Breed, 43, is a lifelong San Francisco resident who was raised by her grandmother in the city’s predominantly black and lower-income Western Addition neighborhood, part of the same district she now represents as a city supervisor. She said she and Lee bonded over their shared experience of growing up in public housing.
“He was from the dawn of his career an advocate for the powerless,” Breed told reporters and a crowd of several hundred city workers who gathered to honor Lee in City Hall.
Breed, like Lee a Democrat, graduated from a San Francisco public high school and earned a bachelor’s degree from the University of California, Davis and a master’s degree in public administration from the University of San Francisco.
She got her start in politics as an intern in the city’s housing department during the tenure of Mayor Willie Brown that ended in 2004. Brown has not held public office since then but continues to exert considerable influence on city politics, and helped elect Lee.
Nationally, Breed’s political positions on issues like funding housing projects for the homeless and support for marijuana legalization are viewed as solidly liberal.
But within the insular politics of San Francisco, she has had to defend her credentials from attacks from the left that she is a moderate and beholden to Brown, Lee and other traditional Democrats.
She will remain acting mayor and board president of the supervisors unless a majority of the 11-member board votes to appoint another person, city attorney Dennis Herrera said. Herrera said San Francisco will now vote for a mayor in June 2018 rather than November 2019 election that was to take place at the end of Lee’s term.
Breed had been considered likely to run for mayor after Lee’s second — and last — term expired.

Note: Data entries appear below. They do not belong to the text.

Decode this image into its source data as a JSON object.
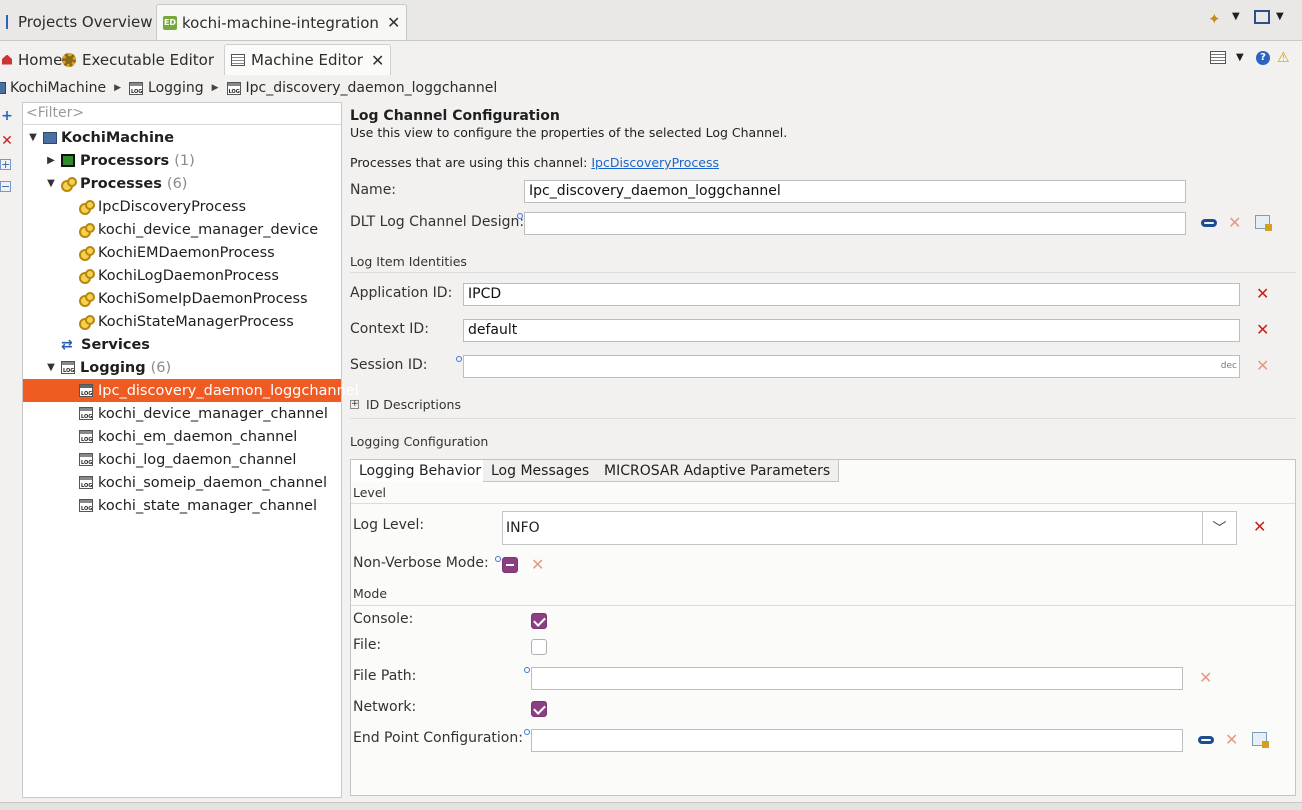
{
  "top_tabs": {
    "projects": "Projects Overview",
    "integration": "kochi-machine-integration",
    "integration_icon_text": "ED"
  },
  "editor_tabs": {
    "home": "Home",
    "executable": "Executable Editor",
    "machine": "Machine Editor"
  },
  "breadcrumb": [
    "KochiMachine",
    "Logging",
    "Ipc_discovery_daemon_loggchannel"
  ],
  "tree": {
    "filter_placeholder": "<Filter>",
    "root": "KochiMachine",
    "processors_label": "Processors",
    "processors_count": "(1)",
    "processes_label": "Processes",
    "processes_count": "(6)",
    "processes": [
      "IpcDiscoveryProcess",
      "kochi_device_manager_device",
      "KochiEMDaemonProcess",
      "KochiLogDaemonProcess",
      "KochiSomeIpDaemonProcess",
      "KochiStateManagerProcess"
    ],
    "services_label": "Services",
    "logging_label": "Logging",
    "logging_count": "(6)",
    "channels": [
      "Ipc_discovery_daemon_loggchannel",
      "kochi_device_manager_channel",
      "kochi_em_daemon_channel",
      "kochi_log_daemon_channel",
      "kochi_someip_daemon_channel",
      "kochi_state_manager_channel"
    ]
  },
  "form": {
    "title": "Log Channel Configuration",
    "subtitle": "Use this view to configure the properties of the selected Log Channel.",
    "processes_using_prefix": "Processes that are using this channel:",
    "processes_using_link": "IpcDiscoveryProcess",
    "name_label": "Name:",
    "name_value": "Ipc_discovery_daemon_loggchannel",
    "dlt_label": "DLT Log Channel Design:",
    "dlt_value": "",
    "log_item_identities": "Log Item Identities",
    "app_id_label": "Application ID:",
    "app_id_value": "IPCD",
    "context_id_label": "Context ID:",
    "context_id_value": "default",
    "session_id_label": "Session ID:",
    "session_id_value": "",
    "session_suffix": "dec",
    "id_descriptions": "ID Descriptions",
    "logging_configuration": "Logging Configuration",
    "tabs": [
      "Logging Behavior",
      "Log Messages",
      "MICROSAR Adaptive Parameters"
    ],
    "level_section": "Level",
    "log_level_label": "Log Level:",
    "log_level_value": "INFO",
    "non_verbose_label": "Non-Verbose Mode:",
    "mode_section": "Mode",
    "console_label": "Console:",
    "file_label": "File:",
    "file_path_label": "File Path:",
    "file_path_value": "",
    "network_label": "Network:",
    "endpoint_label": "End Point Configuration:",
    "endpoint_value": ""
  }
}
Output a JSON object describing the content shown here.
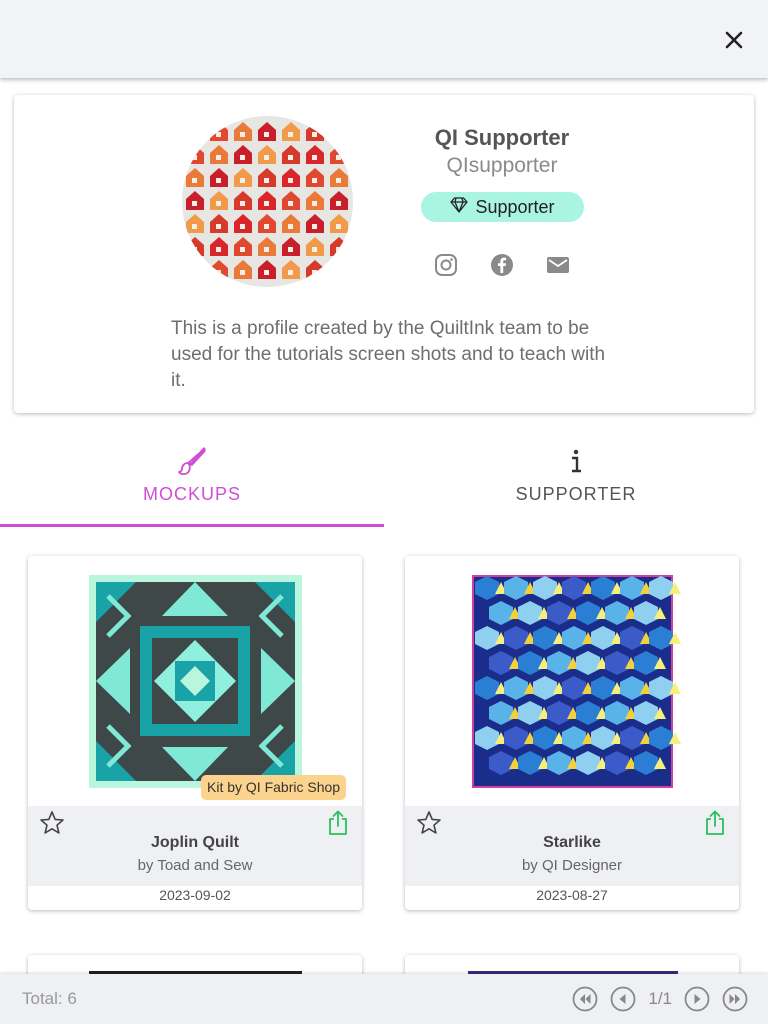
{
  "header": {
    "close_icon": "close-icon"
  },
  "profile": {
    "name": "QI Supporter",
    "handle": "QIsupporter",
    "badge_label": "Supporter",
    "badge_icon": "diamond-icon",
    "bio": "This is a profile created by the QuiltInk team to be used for the tutorials screen shots and to teach with it.",
    "social_icons": [
      "instagram-icon",
      "facebook-icon",
      "email-icon"
    ]
  },
  "tabs": [
    {
      "label": "MOCKUPS",
      "icon": "paintbrush-icon",
      "active": true
    },
    {
      "label": "SUPPORTER",
      "icon": "info-icon",
      "active": false
    }
  ],
  "colors": {
    "accent": "#cf4ed4",
    "badge_bg": "#a9f4e2",
    "kit_badge_bg": "#fbd38c",
    "share_green": "#2bbf5a"
  },
  "mockups": [
    {
      "title": "Joplin Quilt",
      "author": "by Toad and Sew",
      "date": "2023-09-02",
      "kit_label": "Kit by QI Fabric Shop"
    },
    {
      "title": "Starlike",
      "author": "by QI Designer",
      "date": "2023-08-27",
      "kit_label": ""
    }
  ],
  "footer": {
    "total": "Total: 6",
    "page": "1/1"
  }
}
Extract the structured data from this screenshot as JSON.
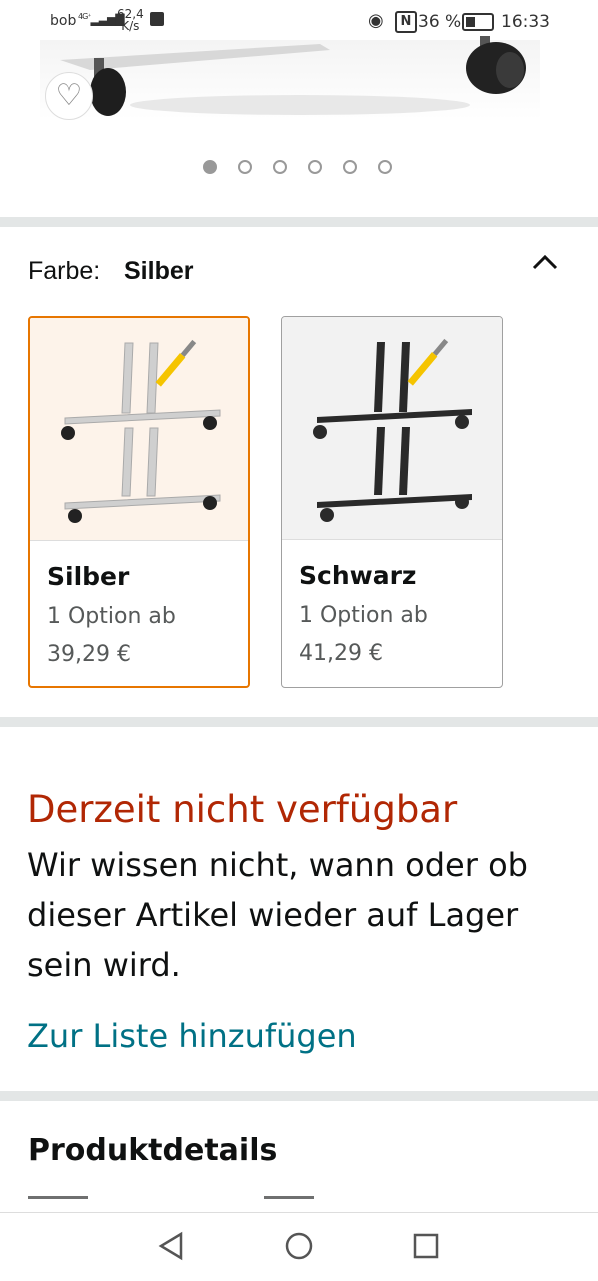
{
  "status_bar": {
    "carrier": "bob",
    "network": "4G⁺",
    "speed_value": "62,4",
    "speed_unit": "K/s",
    "battery": "36 %",
    "time": "16:33",
    "battery_level": 0.36
  },
  "gallery": {
    "dot_count": 6,
    "active_index": 0
  },
  "color_selector": {
    "label": "Farbe:",
    "selected": "Silber",
    "options": [
      {
        "name": "Silber",
        "sub": "1 Option ab",
        "price": "39,29 €",
        "selected": true
      },
      {
        "name": "Schwarz",
        "sub": "1 Option ab",
        "price": "41,29 €",
        "selected": false
      }
    ]
  },
  "availability": {
    "status": "Derzeit nicht verfügbar",
    "description": "Wir wissen nicht, wann oder ob dieser Artikel wieder auf Lager sein wird.",
    "add_to_list": "Zur Liste hinzufügen"
  },
  "product_details": {
    "title": "Produktdetails"
  },
  "colors": {
    "accent": "#e77600",
    "link": "#007185",
    "unavailable": "#b12704",
    "divider": "#e3e6e6"
  },
  "icons": {
    "favorite": "heart-outline-icon",
    "collapse": "chevron-up-icon",
    "back": "nav-back-icon",
    "home": "nav-home-icon",
    "recents": "nav-recents-icon"
  }
}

Breed won election to the board in 2012 after serving on the city’s redevelopment agency and fire commission. But she lost the backing of influential U.S. Sen. Dianne Feinstein when she responded to questions from a local news outlet with profanities, saying she was not controlled by anyone.
Her blunt-speaking ways have led to other political controversies, especially on Twitter where she enraged critics during her first months serving as a supervisor. At one point, she blamed some bicyclists for causing road safety problems.
After deleting her Twitter account for several months, Breed worked to soften her image and by 2015 lined up enough board votes to win the job leading the board.
Supervisor Malia Cohen nominated her for board president, an influential position that controls committee assignments and the board’s weekly agenda, saying she had seen Breed “mature” in the two years since her election.
“She was a brash hothead,” Cohen said to laughter during the meeting when Breed was appointed president. “But to watch her mature and grow into a leadership position has been amazing.”
Breed was appointed to another two-year term in April.
She is not expected to deviate from many current city policies, though her brash, outspoken style and her propensity to curse may contrast sharply with Lee’s consensus-building diplomacy and corny jokes.
Breed spoke last week in defense of the city’s so-called sanctuary city policy, which was criticized by President Donald Trump and others after a city jury acquitted a Mexican man of murder for the 2015 shooting death of Kate Steinle.
The man had been repeatedly deported but was allowed to stay after the San Francisco sheriff ignored a request to detain him so immigration officials could pick him up for a sixth deportation before Steinle’s death.
“What is making us unsafe in America is not immigrants. It never has been,” she said. “It is the far right’s callous disregard for the 30,000 Americans who die by guns every year. That is the issue we should be talking about.”